Einschätzung unserer Autoren
Zotac GF GTX 580 AMP! 1536MB GDDR5
Interessanter denn je
Die 580er GTX basiert noch auf dem Fermi-Chip und wurde in 40-Nanometer-Verfahren hergestellt, was einerseits einen erhöhten Stromverbrauch mit sich bringt und andererseits den Verzicht auf neueste Technologien im Grafiksektor bedeutet. Nichts desto weniger trotz bekommt man Leistung pur geboten und das spielt bei Gamern eine vorrangige Rolle.
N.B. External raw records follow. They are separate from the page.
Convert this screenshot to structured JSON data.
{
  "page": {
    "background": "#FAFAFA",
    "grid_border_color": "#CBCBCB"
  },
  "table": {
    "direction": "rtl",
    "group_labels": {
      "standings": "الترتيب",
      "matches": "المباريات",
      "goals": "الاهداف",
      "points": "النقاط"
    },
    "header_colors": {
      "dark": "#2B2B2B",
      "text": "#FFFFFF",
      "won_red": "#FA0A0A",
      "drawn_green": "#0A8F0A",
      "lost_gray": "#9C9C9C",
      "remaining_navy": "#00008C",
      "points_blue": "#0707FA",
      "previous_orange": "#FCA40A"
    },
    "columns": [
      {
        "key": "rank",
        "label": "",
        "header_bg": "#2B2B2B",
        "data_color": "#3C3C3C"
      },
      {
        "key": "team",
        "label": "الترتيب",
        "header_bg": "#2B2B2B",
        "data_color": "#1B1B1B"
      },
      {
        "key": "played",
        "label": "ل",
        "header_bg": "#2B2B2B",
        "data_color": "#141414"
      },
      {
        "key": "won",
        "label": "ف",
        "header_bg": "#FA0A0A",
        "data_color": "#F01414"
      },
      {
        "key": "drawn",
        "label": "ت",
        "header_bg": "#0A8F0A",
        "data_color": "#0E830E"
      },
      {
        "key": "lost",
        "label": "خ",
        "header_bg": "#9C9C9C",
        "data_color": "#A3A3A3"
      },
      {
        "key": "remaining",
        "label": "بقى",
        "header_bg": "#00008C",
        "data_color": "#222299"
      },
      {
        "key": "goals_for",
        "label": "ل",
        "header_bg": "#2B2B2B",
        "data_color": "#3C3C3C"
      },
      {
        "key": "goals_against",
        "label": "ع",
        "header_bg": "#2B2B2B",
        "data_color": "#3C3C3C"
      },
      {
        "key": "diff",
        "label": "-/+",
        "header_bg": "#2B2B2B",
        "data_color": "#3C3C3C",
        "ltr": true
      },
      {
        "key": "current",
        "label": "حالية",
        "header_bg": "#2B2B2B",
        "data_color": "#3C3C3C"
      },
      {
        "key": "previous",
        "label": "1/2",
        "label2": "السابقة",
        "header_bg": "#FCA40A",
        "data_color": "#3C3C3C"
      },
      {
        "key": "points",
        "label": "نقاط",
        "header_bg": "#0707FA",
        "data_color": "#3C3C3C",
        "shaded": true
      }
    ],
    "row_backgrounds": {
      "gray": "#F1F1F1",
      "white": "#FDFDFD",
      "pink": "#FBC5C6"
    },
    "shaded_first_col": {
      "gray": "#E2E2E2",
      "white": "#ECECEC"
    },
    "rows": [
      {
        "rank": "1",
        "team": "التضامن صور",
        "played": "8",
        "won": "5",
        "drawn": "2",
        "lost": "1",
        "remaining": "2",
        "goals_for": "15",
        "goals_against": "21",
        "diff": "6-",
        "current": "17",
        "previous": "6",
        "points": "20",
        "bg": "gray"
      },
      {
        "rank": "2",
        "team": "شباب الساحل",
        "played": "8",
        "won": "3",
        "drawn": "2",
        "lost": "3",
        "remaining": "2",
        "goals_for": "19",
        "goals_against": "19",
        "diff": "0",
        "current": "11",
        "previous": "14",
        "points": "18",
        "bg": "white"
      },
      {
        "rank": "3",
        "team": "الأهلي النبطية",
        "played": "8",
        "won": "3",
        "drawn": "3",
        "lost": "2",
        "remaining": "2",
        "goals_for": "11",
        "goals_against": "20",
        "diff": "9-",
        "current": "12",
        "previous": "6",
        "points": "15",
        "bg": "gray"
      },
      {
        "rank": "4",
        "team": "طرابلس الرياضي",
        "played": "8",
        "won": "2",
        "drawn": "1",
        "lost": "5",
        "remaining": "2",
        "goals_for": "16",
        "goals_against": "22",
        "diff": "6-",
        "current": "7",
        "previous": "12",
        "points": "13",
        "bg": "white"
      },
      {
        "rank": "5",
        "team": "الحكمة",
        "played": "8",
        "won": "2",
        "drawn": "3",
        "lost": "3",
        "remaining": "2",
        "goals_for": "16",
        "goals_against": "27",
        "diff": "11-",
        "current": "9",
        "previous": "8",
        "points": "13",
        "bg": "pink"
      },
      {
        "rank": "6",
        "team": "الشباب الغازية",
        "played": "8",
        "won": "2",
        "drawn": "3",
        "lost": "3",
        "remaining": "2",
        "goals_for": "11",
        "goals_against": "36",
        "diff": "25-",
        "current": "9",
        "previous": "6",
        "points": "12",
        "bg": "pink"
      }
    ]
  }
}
Das Referenzdesign ist mit 772 MHz getaktet und Zotac legt mit seiner AMP!-Edition noch eine drauf und kitzelt ganze 810 MHz aus der GPU. Den 512 Shader-Einheiten wurden ebenfalls die Sporen gegeben und diese laufen jetzt mit einer Frequenz von 1.620 MHz. Ein 384 Bit breiter Datenbus sorgt für eine flotte Anbindung der 1,536 MByte GDDR5-Speichermodule, die effektiv mit 4.100 MHz arbeiten. Zwei DVI- und ein Mini-HDMI-Port (Adapter liegt bei) sorgen für den Anschluss von insgesamt drei Monitoren. Als Dreingabe findet man in der Verpackung noch Prince of Persia – Forgotten Sands, sowie das OverClocking-Tool Firestorm, das auch von Anfängern leicht zu bedienen ist.
Bei so viel Grafikkarten-Tuning kann man unterm Strich (d.h. beim Spielen) einiges an Performance erwarten. Schaut man sich die Benchmarks unter Full HD (1.920 x 1.080 Bildpunkte), 4xAA, 8xAF an, so ist der Abstand zur Radeon HD 7970 relativ gering: bei Battlefield 3 wurden 46 von 48 Bildern pro Sekunde erreicht, bei Anno 2070 waren es 53 von 60 und bei Dirt 3 waren es 84 von 92 Bildern.
Insgesamt ist die GTX 580 AMP! laut, stromhungrig, aber sehr schnell und gehört noch lange nicht zum alten Eisen. Ganz im Gegenteil – da sie bei weitem nicht mehr so teuer ist, wird sie zukünftig viele Käufer finden, die nicht unbedingt das Neueste besitzen müssen.